Burrito with Chicken (1 Small Burrito)
Lunch
122 mg/dL
Usually causes a medium spike
Avg. Food Score on Ultrahuman App
Ultrahuman Users got an UNSTABLE response
How to consume Burrito With Chicken without glucose spikes
Choose Whole Grain Tortillas
Opt for whole grain or whole wheat tortillas instead of white flour tortillas to increase fiber intake and help stabilize blood sugar levels.
Add More Vegetables
Incorporate a variety of non-starchy vegetables like bell peppers, onions, spinach, and zucchini to add fiber and nutrients, which can help mitigate blood sugar spikes.
Limit Portion Size
Reduce the portion size of the burrito to control carbohydrate intake and manage blood sugar levels more effectively.
Opt for Brown Rice
If adding rice, choose brown rice instead of white rice to benefit from its higher fiber content, which aids in slower digestion and absorption.
Include Healthy Fats
Add healthy fats such as avocado slices or a small amount of olive oil to promote satiety and slow down carbohydrate absorption.
Balance with Protein
Ensure that the burrito is balanced with an adequate amount of lean chicken or another protein source to help slow the digestion of carbohydrates.
Avoid Sugary Sauces
Choose salsas or toppings with no added sugars.
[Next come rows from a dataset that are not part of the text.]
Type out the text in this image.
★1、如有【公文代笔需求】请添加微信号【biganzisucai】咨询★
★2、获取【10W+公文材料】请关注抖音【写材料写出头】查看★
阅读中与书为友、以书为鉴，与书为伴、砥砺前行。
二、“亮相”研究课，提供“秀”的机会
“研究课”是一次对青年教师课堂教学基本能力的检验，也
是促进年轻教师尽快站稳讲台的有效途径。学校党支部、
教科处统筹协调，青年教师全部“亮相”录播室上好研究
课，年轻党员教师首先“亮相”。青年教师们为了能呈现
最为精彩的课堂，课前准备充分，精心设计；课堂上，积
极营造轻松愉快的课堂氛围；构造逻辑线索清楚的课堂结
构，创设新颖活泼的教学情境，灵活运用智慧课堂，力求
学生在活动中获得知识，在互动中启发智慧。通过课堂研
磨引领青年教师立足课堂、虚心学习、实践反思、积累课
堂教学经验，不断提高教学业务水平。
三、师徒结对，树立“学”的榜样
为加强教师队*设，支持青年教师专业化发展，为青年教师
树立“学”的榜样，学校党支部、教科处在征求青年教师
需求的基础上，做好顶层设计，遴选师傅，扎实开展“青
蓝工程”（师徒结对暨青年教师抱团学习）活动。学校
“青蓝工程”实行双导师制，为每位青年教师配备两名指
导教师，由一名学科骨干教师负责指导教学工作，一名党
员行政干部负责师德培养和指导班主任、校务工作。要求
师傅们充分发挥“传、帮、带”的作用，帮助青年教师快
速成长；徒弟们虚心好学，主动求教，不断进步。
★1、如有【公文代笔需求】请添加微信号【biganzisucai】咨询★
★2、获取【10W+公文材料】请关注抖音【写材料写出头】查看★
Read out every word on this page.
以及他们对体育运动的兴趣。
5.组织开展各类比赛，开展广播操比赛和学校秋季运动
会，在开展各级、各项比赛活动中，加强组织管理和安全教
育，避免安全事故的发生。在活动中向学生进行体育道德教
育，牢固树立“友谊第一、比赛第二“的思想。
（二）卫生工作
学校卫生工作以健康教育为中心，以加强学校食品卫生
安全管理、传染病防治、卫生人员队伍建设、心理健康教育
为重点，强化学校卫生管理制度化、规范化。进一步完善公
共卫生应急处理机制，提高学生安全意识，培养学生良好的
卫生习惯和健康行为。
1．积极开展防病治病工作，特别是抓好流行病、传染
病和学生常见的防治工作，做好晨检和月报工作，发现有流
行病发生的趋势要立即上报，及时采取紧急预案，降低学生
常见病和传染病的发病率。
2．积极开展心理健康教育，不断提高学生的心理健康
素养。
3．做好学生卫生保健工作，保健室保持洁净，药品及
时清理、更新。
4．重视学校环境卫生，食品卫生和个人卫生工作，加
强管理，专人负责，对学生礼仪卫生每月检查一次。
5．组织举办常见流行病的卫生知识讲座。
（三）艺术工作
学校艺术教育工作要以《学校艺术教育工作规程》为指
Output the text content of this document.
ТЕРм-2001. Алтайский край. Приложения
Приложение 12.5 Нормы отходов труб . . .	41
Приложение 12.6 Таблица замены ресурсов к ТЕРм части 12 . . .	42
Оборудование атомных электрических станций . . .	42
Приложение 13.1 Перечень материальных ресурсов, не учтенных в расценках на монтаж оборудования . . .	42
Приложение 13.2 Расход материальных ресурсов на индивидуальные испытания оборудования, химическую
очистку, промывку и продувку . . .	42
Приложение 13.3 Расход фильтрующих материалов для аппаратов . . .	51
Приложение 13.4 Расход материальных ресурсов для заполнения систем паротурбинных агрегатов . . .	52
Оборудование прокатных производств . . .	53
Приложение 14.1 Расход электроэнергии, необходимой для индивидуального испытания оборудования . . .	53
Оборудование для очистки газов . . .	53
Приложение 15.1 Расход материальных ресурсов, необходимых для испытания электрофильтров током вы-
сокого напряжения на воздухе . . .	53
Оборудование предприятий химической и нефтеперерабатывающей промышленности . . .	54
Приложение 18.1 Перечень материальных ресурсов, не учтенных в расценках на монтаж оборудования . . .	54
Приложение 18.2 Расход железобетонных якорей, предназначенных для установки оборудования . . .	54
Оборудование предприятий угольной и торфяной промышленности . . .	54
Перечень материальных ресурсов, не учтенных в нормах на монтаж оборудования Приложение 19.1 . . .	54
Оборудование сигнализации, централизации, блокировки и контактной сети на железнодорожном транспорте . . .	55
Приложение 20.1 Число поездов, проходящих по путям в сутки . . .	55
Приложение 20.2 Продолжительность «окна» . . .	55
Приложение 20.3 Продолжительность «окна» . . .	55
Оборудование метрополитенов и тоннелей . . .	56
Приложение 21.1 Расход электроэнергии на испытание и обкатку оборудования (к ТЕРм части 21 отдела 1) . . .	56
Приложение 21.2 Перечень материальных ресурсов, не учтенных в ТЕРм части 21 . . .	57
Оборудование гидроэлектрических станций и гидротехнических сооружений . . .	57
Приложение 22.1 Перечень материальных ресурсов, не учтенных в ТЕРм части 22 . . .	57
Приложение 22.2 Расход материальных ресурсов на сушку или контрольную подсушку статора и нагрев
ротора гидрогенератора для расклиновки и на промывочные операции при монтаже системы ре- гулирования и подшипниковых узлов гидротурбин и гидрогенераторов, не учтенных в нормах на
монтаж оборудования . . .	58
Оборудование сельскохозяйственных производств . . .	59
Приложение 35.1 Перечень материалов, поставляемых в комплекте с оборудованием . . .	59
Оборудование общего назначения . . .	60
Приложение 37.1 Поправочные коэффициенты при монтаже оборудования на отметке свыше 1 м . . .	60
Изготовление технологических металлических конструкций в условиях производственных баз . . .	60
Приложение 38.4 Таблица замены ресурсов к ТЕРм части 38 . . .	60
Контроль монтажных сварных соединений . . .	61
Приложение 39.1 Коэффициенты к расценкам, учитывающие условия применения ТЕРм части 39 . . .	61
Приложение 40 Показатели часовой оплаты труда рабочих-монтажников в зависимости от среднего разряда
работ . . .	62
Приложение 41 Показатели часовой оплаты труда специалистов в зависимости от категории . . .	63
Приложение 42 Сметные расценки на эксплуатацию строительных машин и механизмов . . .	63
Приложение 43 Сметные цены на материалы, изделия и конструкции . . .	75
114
Opt for fresh pico de gallo or a squeeze of lime for flavor without the sugar.
Add Beans
Include black beans or pinto beans, which are high in fiber and protein, to further regulate blood sugar levels.
Consider a Burrito Bowl
If possible, opt for a burrito bowl without the tortilla to reduce carbohydrate intake while still enjoying the same flavors.
Stay Hydrated
Drink plenty of water before and after your meal, as proper hydration can support better blood sugar regulation.